Suisse romandeUne app pour vite régler les petits litiges avec un juge
Un juriste a développé une plateforme en ligne pour démocratiser l’accès à la justice et aux conciliations.

Le service est gratuitement accessible sur un smartphone.
jef«Je veux permettre à tous d’accéder à la justice sans intermédiaire.» Engin Kahraman, juriste fribourgeois, a élaboré une application destinée à lancer, en quelques clics, une procédure de conciliation – soit tenter de régler un différend devant un juge, sans procès.
L’app, «eJustice», cible le droit civil et couvre trois champs: le travail, le bail, le recouvrement. «Mon but, c’est toucher ceux qui ne s’adressent jamais à la justice, soit parce qu’ils n’ont pas les moyens pour un avocat, soit parce que la valeur du litige est faible.» Engin Kahraman note que beaucoup ignorent qu’ils peuvent agir seuls. «Et souvent, ils ne savent ni comment faire, ni quelle instance saisir.»
Le service, gratuit*, est tout simple, c’est l’objectif. Il suffit de choisir son domaine et de remplir un à un les champs d’un formulaire en ligne; puis de l’imprimer, de le signer et de l’envoyer au tribunal compétent. «Je n’ai rien inventé, dit le concepteur. Tous ces formulaires existent déjà sur les sites judiciaires romands. Mais ils sont difficiles d’accès, et souvent en pdf.» Là, l’utilisateur est pris par la main de bout en bout. «C’est pareil pour tous les cantons, car en fait, vous pourriez juste rédiger une lettre» avec les éléments requis. «La conciliation, c’est juste écrire à un juge.»
Conscient que la langue peut être un obstacle (les formulaires sont en français), Engin Kahraman a aussi un compte TikTok pour fournir une marche à suivre «en anglais, portugais et serbo-croate, bientôt en turc et en albanais.» L’homme, qui se rémunère via une fonction de conseil juridique, croit à la multiplication des canaux. «Il faut faciliter la vie. On est tous pris dans ce tourbillon où on doit tout régler à distance.»
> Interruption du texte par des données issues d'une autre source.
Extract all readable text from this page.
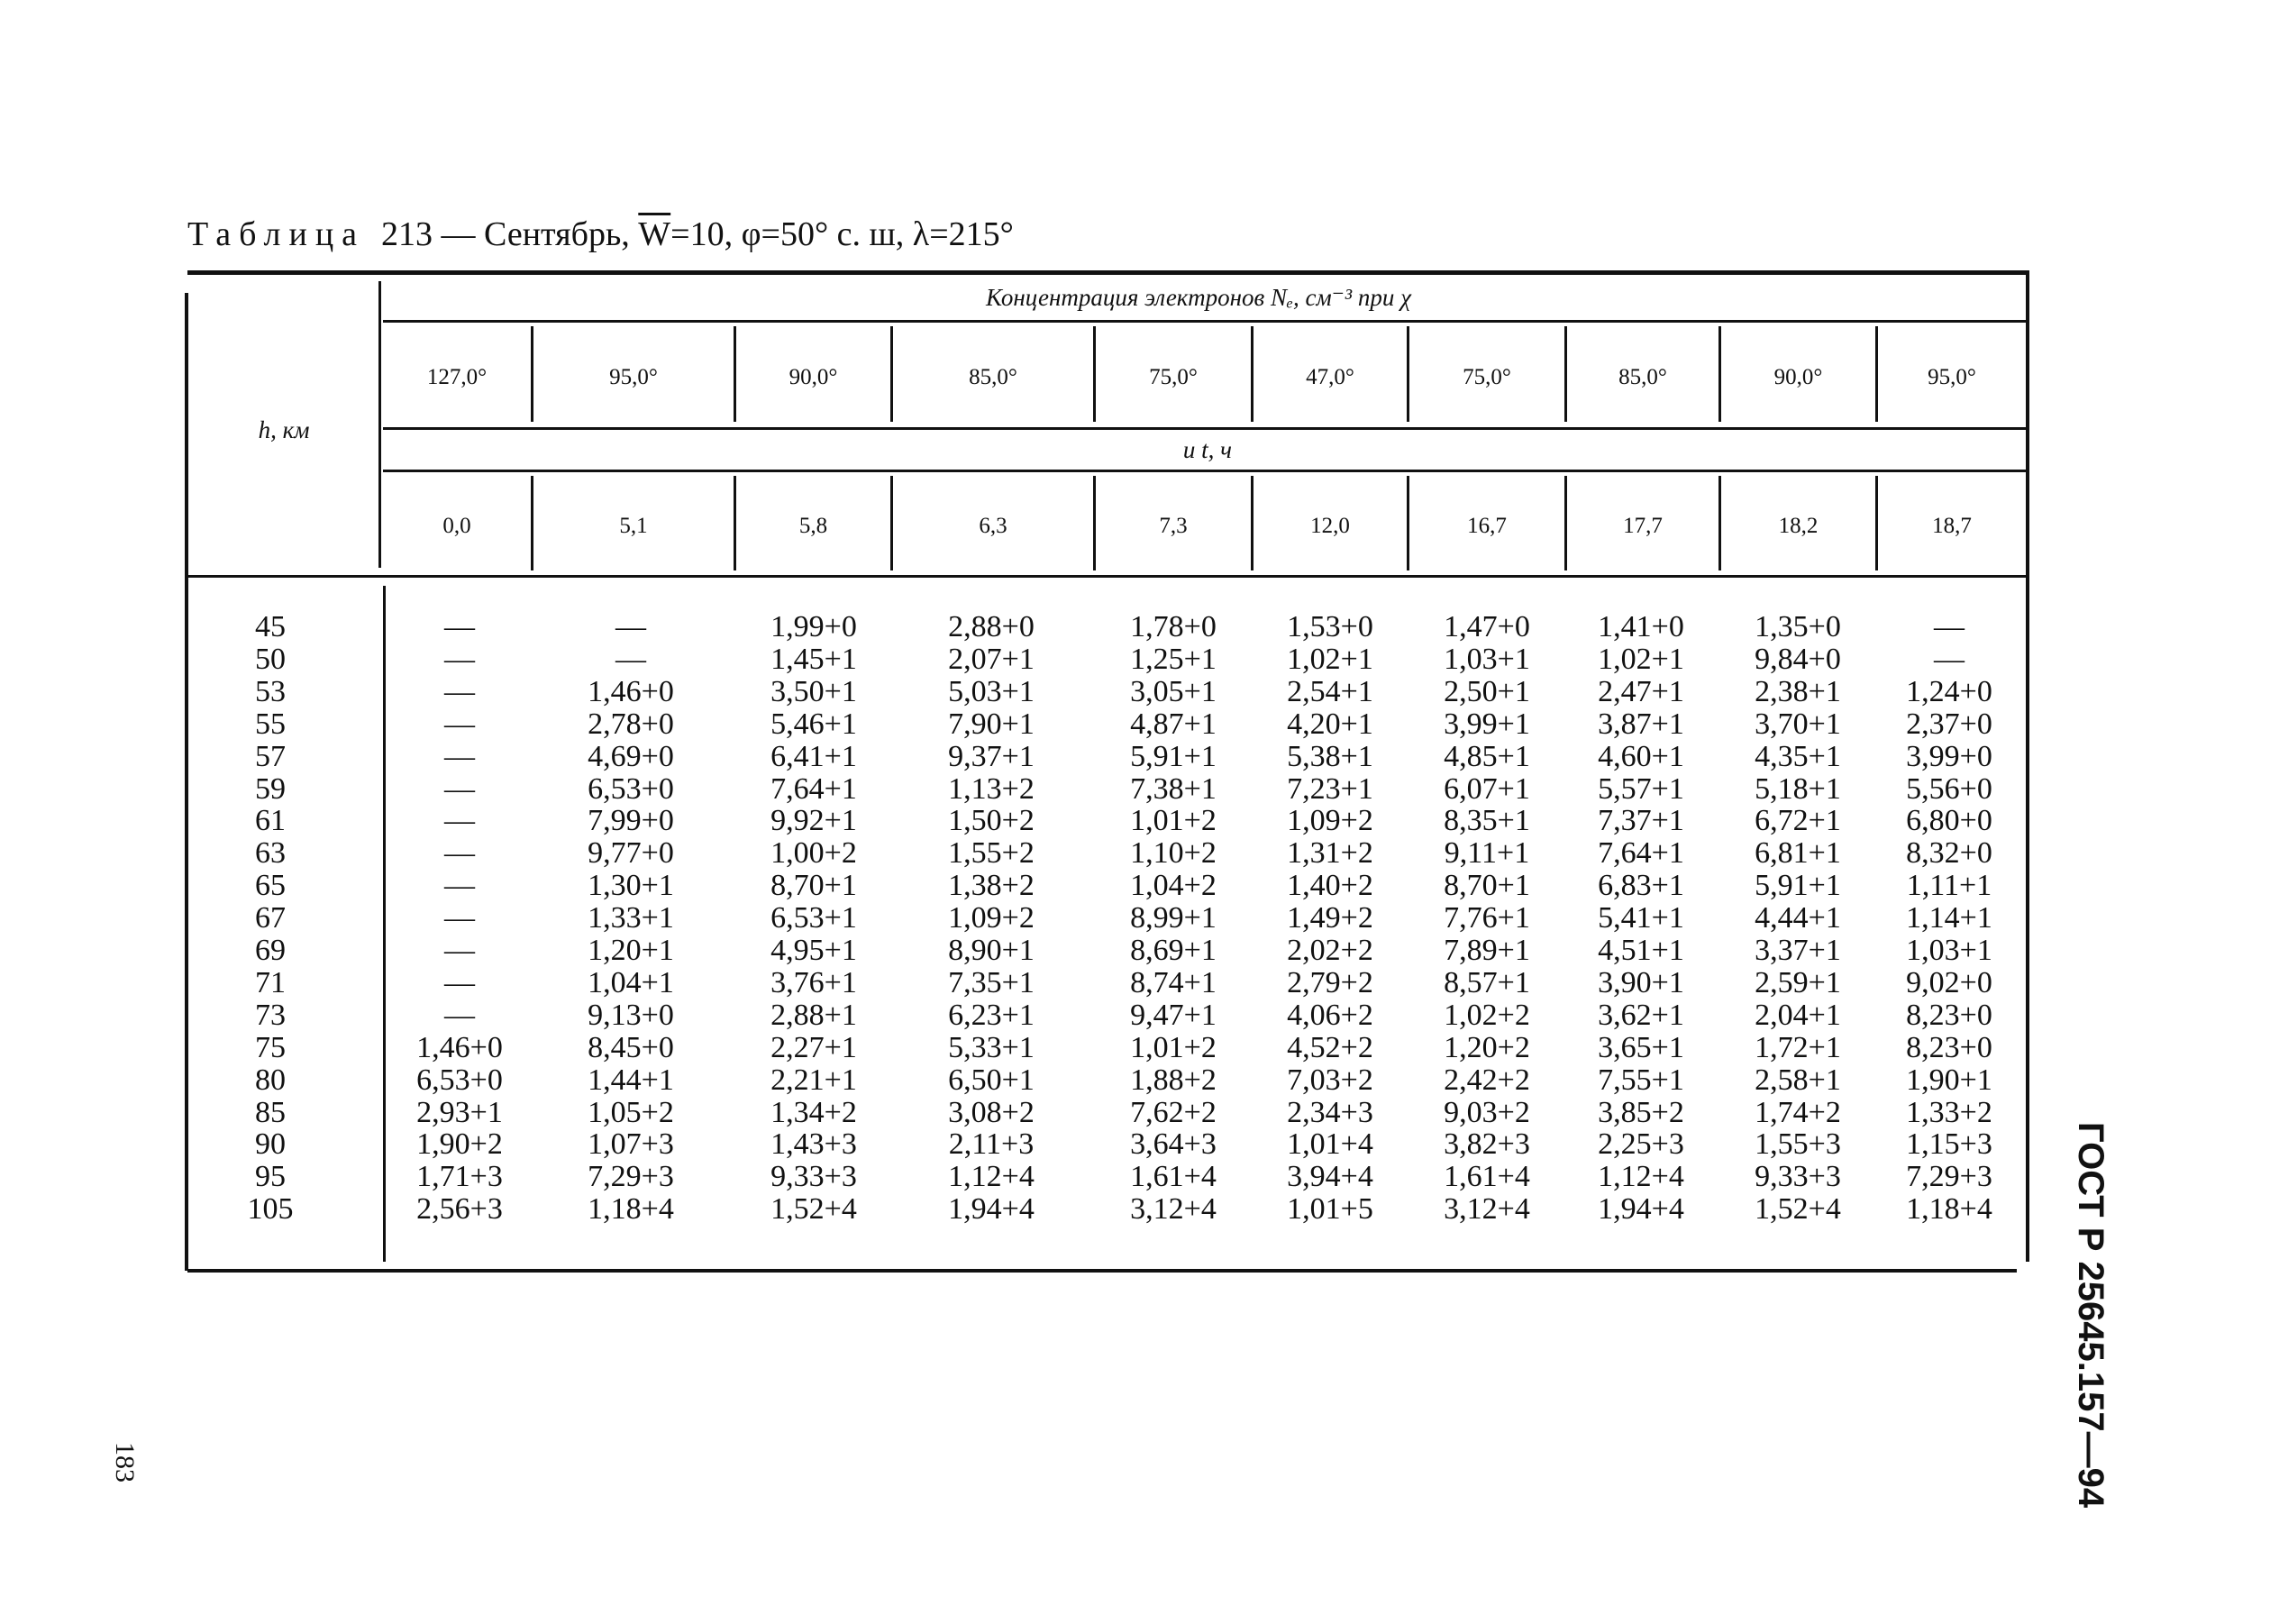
Таблица 213 — Сентябрь, $\overline{W}=10$, φ=50° с. ш, λ=215°
h, км
Концентрация электронов Nₑ, см⁻³ при χ
127,0°	95,0°	90,0°	85,0°	75,0°	47,0°	75,0°	85,0°	90,0°	95,0°
и t, ч
0,0	5,1	5,8	6,3	7,3	12,0	16,7	17,7	18,2	18,7
45	—	—	1,99+0	2,88+0	1,78+0	1,53+0	1,47+0	1,41+0	1,35+0	—
50	—	—	1,45+1	2,07+1	1,25+1	1,02+1	1,03+1	1,02+1	9,84+0	—
53	—	1,46+0	3,50+1	5,03+1	3,05+1	2,54+1	2,50+1	2,47+1	2,38+1	1,24+0
55	—	2,78+0	5,46+1	7,90+1	4,87+1	4,20+1	3,99+1	3,87+1	3,70+1	2,37+0
57	—	4,69+0	6,41+1	9,37+1	5,91+1	5,38+1	4,85+1	4,60+1	4,35+1	3,99+0
59	—	6,53+0	7,64+1	1,13+2	7,38+1	7,23+1	6,07+1	5,57+1	5,18+1	5,56+0
61	—	7,99+0	9,92+1	1,50+2	1,01+2	1,09+2	8,35+1	7,37+1	6,72+1	6,80+0
63	—	9,77+0	1,00+2	1,55+2	1,10+2	1,31+2	9,11+1	7,64+1	6,81+1	8,32+0
65	—	1,30+1	8,70+1	1,38+2	1,04+2	1,40+2	8,70+1	6,83+1	5,91+1	1,11+1
67	—	1,33+1	6,53+1	1,09+2	8,99+1	1,49+2	7,76+1	5,41+1	4,44+1	1,14+1
69	—	1,20+1	4,95+1	8,90+1	8,69+1	2,02+2	7,89+1	4,51+1	3,37+1	1,03+1
71	—	1,04+1	3,76+1	7,35+1	8,74+1	2,79+2	8,57+1	3,90+1	2,59+1	9,02+0
73	—	9,13+0	2,88+1	6,23+1	9,47+1	4,06+2	1,02+2	3,62+1	2,04+1	8,23+0
75	1,46+0	8,45+0	2,27+1	5,33+1	1,01+2	4,52+2	1,20+2	3,65+1	1,72+1	8,23+0
80	6,53+0	1,44+1	2,21+1	6,50+1	1,88+2	7,03+2	2,42+2	7,55+1	2,58+1	1,90+1
85	2,93+1	1,05+2	1,34+2	3,08+2	7,62+2	2,34+3	9,03+2	3,85+2	1,74+2	1,33+2
90	1,90+2	1,07+3	1,43+3	2,11+3	3,64+3	1,01+4	3,82+3	2,25+3	1,55+3	1,15+3
95	1,71+3	7,29+3	9,33+3	1,12+4	1,61+4	3,94+4	1,61+4	1,12+4	9,33+3	7,29+3
105	2,56+3	1,18+4	1,52+4	1,94+4	3,12+4	1,01+5	3,12+4	1,94+4	1,52+4	1,18+4	ГОСТ Р 25645.157—94
183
*Il est à noter que la justice n’impose aucuns frais pour les conciliations relatives aux baux et au travail, mais réclame une avance de frais de 100 fr. à 240 fr. pour celles liées au recouvrement.
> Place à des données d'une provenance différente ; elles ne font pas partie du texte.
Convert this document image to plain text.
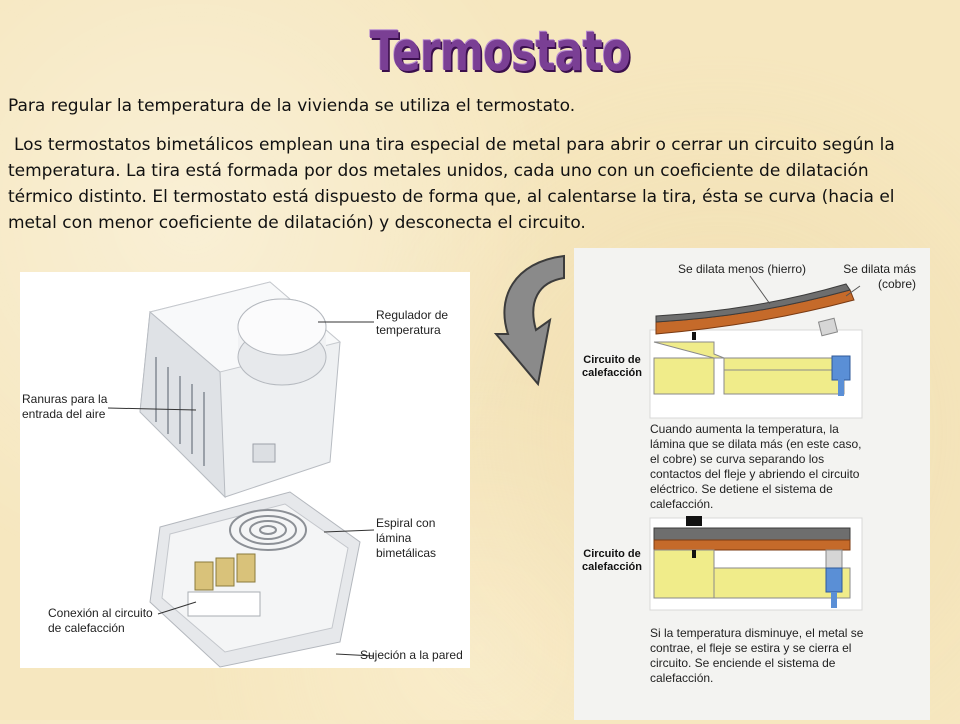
Termostato
Para regular la temperatura de la vivienda se utiliza el termostato.
Los termostatos bimetálicos emplean una tira especial de metal para abrir o cerrar un circuito según la temperatura. La tira está formada por dos metales unidos, cada uno con un coeficiente de dilatación térmico distinto. El termostato está dispuesto de forma que, al calentarse la tira, ésta se curva (hacia el metal con menor coeficiente de dilatación) y desconecta el circuito.
Regulador de temperatura
Ranuras para la entrada del aire
Espiral con lámina bimetálicas
Conexión al circuito de calefacción
Sujeción a la pared
Se dilata menos (hierro)	Se dilata más (cobre)
Circuito de calefacción
Cuando aumenta la temperatura, la lámina que se dilata más (en este caso, el cobre) se curva separando los contactos del fleje y abriendo el circuito eléctrico. Se detiene el sistema de calefacción.
Circuito de calefacción
Si la temperatura disminuye, el metal se contrae, el fleje se estira y se cierra el circuito. Se enciende el sistema de calefacción.
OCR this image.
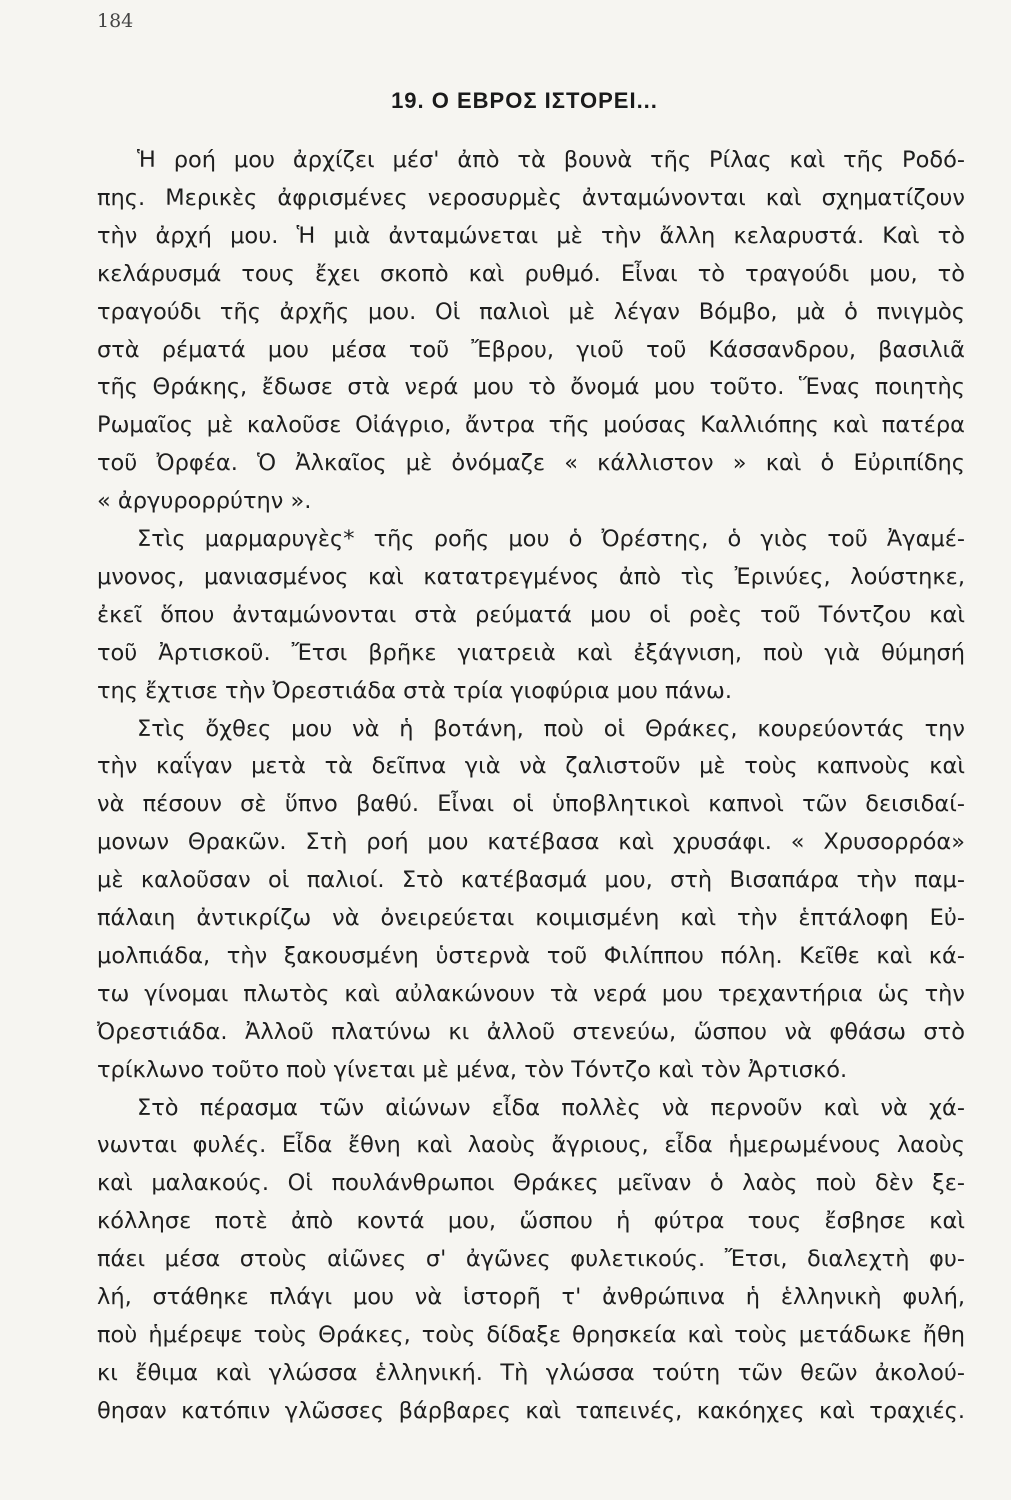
184
19. Ο ΕΒΡΟΣ ΙΣΤΟΡΕΙ...
Ἡ ροή μου ἀρχίζει μέσ' ἀπὸ τὰ βουνὰ τῆς Ρίλας καὶ τῆς Ροδό-
πης. Μερικὲς ἀφρισμένες νεροσυρμὲς ἀνταμώνονται καὶ σχηματίζουν
τὴν ἀρχή μου. Ἡ μιὰ ἀνταμώνεται μὲ τὴν ἄλλη κελαρυστά. Καὶ τὸ
κελάρυσμά τους ἔχει σκοπὸ καὶ ρυθμό. Εἶναι τὸ τραγούδι μου, τὸ
τραγούδι τῆς ἀρχῆς μου. Οἱ παλιοὶ μὲ λέγαν Βόμβο, μὰ ὁ πνιγμὸς
στὰ ρέματά μου μέσα τοῦ Ἔβρου, γιοῦ τοῦ Κάσσανδρου, βασιλιᾶ
τῆς Θράκης, ἔδωσε στὰ νερά μου τὸ ὄνομά μου τοῦτο. Ἕνας ποιητὴς
Ρωμαῖος μὲ καλοῦσε Οἰάγριο, ἄντρα τῆς μούσας Καλλιόπης καὶ πατέρα
τοῦ Ὀρφέα. Ὁ Ἀλκαῖος μὲ ὀνόμαζε « κάλλιστον » καὶ ὁ Εὐριπίδης
« ἀργυρορρύτην ».
Στὶς μαρμαρυγὲς* τῆς ροῆς μου ὁ Ὀρέστης, ὁ γιὸς τοῦ Ἀγαμέ-
μνονος, μανιασμένος καὶ κατατρεγμένος ἀπὸ τὶς Ἐρινύες, λούστηκε,
ἐκεῖ ὅπου ἀνταμώνονται στὰ ρεύματά μου οἱ ροὲς τοῦ Τόντζου καὶ
τοῦ Ἀρτισκοῦ. Ἔτσι βρῆκε γιατρειὰ καὶ ἐξάγνιση, ποὺ γιὰ θύμησή
της ἔχτισε τὴν Ὀρεστιάδα στὰ τρία γιοφύρια μου πάνω.
Στὶς ὄχθες μου νὰ ἡ βοτάνη, ποὺ οἱ Θράκες, κουρεύοντάς την
τὴν καΐγαν μετὰ τὰ δεῖπνα γιὰ νὰ ζαλιστοῦν μὲ τοὺς καπνοὺς καὶ
νὰ πέσουν σὲ ὕπνο βαθύ. Εἶναι οἱ ὑποβλητικοὶ καπνοὶ τῶν δεισιδαί-
μονων Θρακῶν. Στὴ ροή μου κατέβασα καὶ χρυσάφι. « Χρυσορρόα»
μὲ καλοῦσαν οἱ παλιοί. Στὸ κατέβασμά μου, στὴ Βισαπάρα τὴν παμ-
πάλαιη ἀντικρίζω νὰ ὀνειρεύεται κοιμισμένη καὶ τὴν ἑπτάλοφη Εὐ-
μολπιάδα, τὴν ξακουσμένη ὑστερνὰ τοῦ Φιλίππου πόλη. Κεῖθε καὶ κά-
τω γίνομαι πλωτὸς καὶ αὐλακώνουν τὰ νερά μου τρεχαντήρια ὡς τὴν
Ὀρεστιάδα. Ἀλλοῦ πλατύνω κι ἀλλοῦ στενεύω, ὥσπου νὰ φθάσω στὸ
τρίκλωνο τοῦτο ποὺ γίνεται μὲ μένα, τὸν Τόντζο καὶ τὸν Ἀρτισκό.
Στὸ πέρασμα τῶν αἰώνων εἶδα πολλὲς νὰ περνοῦν καὶ νὰ χά-
νωνται φυλές. Εἶδα ἔθνη καὶ λαοὺς ἄγριους, εἶδα ἡμερωμένους λαοὺς
καὶ μαλακούς. Οἱ πουλάνθρωποι Θράκες μεῖναν ὁ λαὸς ποὺ δὲν ξε-
κόλλησε ποτὲ ἀπὸ κοντά μου, ὥσπου ἡ φύτρα τους ἔσβησε καὶ
πάει μέσα στοὺς αἰῶνες σ' ἀγῶνες φυλετικούς. Ἔτσι, διαλεχτὴ φυ-
λή, στάθηκε πλάγι μου νὰ ἱστορῆ τ' ἀνθρώπινα ἡ ἑλληνικὴ φυλή,
ποὺ ἡμέρεψε τοὺς Θράκες, τοὺς δίδαξε θρησκεία καὶ τοὺς μετάδωκε ἤθη
κι ἔθιμα καὶ γλώσσα ἑλληνική. Τὴ γλώσσα τούτη τῶν θεῶν ἀκολού-
θησαν κατόπιν γλῶσσες βάρβαρες καὶ ταπεινές, κακόηχες καὶ τραχιές.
«C’est pratique et utile», estime un juge
«C’est bien fait, pratique et utile», commente un juge à qui l’app a été soumise. «Les formulaires sont faciles à remplir.» Il note que souvent, «les gens prennent des avocats alors que la justice fait seule le boulot si on lui apporte le litige». Un bémol: selon lui, l’app pourrait intégrer «les conciliations en demande de paiement de moins de 2000 fr. Ça permet de régler de petits litiges avec une compagnie aérienne, un hôtel. Là aussi, le juge peut trancher et souvent, ils paient au stade de la conciliation.»
Générateur d’oppositions aux ordonnances pénales
D’autres initiatives existent pour démocratiser la justice. L’avocat Fabio Burgener a ainsi créé en 2017 un générateur d’oppositions aux ordonnances pénales – ces «propositions de jugement» que le Parquet rend fréquemment après un examen juste sommaire du cas. Le site (ordonnance-penale.ch), 100% gratuit, offre aussi une foire aux questions fouillée. «Dans les faits, formuler une opposition est un acte juridique très facile à effectuer, note Me Burgener. Un courrier avec la référence à l’ordonnance pénale et la mention «opposition» suffit. Mais en pratique, de nombreux justiciables sont un peu perdus à la réception d’une telle décision.» Là, après avoir rempli divers champs, un pdf est généré, qu’il faut signer et envoyer au Parquet concerné – ouvrant ainsi la voie à une véritable instruction et à un procès.